Some Australian great white sharks are more determined than Treacle's tiger shark. They are not so willing to give up a prospective morsel. A thirteen—year—old boy surfing just off an Australian beach suddenly felt something seize his right leg. He kicked at the thing, which, he stated later, felt as though it was attached to his leg. The attachment was an eight—foot white shark. The boy kicked and punched and, finally, in desperation, leaned over and bit the shark on the nose. Still it would not let go.

Lifeguards arrived on the scene and clubbed at the shark with surfboards. The fish must have considered the boy's leg a rare delicacy, because it doggedly held on.

Finally the boy was carried onto the beach with the shark still attached to his leg. It was only after the shark had been clubbed to death that the lifeguards were able to pry its jaws loose. The boy survived his ordeal, fortunately with his leg intact. And just a Treacle gave up pearl diving, the boy gave up surfing.

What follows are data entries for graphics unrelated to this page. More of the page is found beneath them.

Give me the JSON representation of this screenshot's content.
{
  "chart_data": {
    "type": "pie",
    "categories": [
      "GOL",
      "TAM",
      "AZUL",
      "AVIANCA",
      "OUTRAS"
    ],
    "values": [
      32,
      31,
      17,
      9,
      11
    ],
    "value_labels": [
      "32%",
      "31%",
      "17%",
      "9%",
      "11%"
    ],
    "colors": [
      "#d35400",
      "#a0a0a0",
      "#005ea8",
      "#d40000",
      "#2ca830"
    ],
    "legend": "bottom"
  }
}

About a month later on a nearby beach there occurred another unusual encounter with a very determined great white shark. A woman in water about four feet deep was horrified to see a large shark fin cut the water and swiftly bear down on her. After making it safely to the beach, the terrified woman continued running. The shark, excited by its prospective prey, followed her out of the water and onto the beach! There it thrashed around in an almost helpless state until it was finally killed by a lifeguard with a sledgehammer.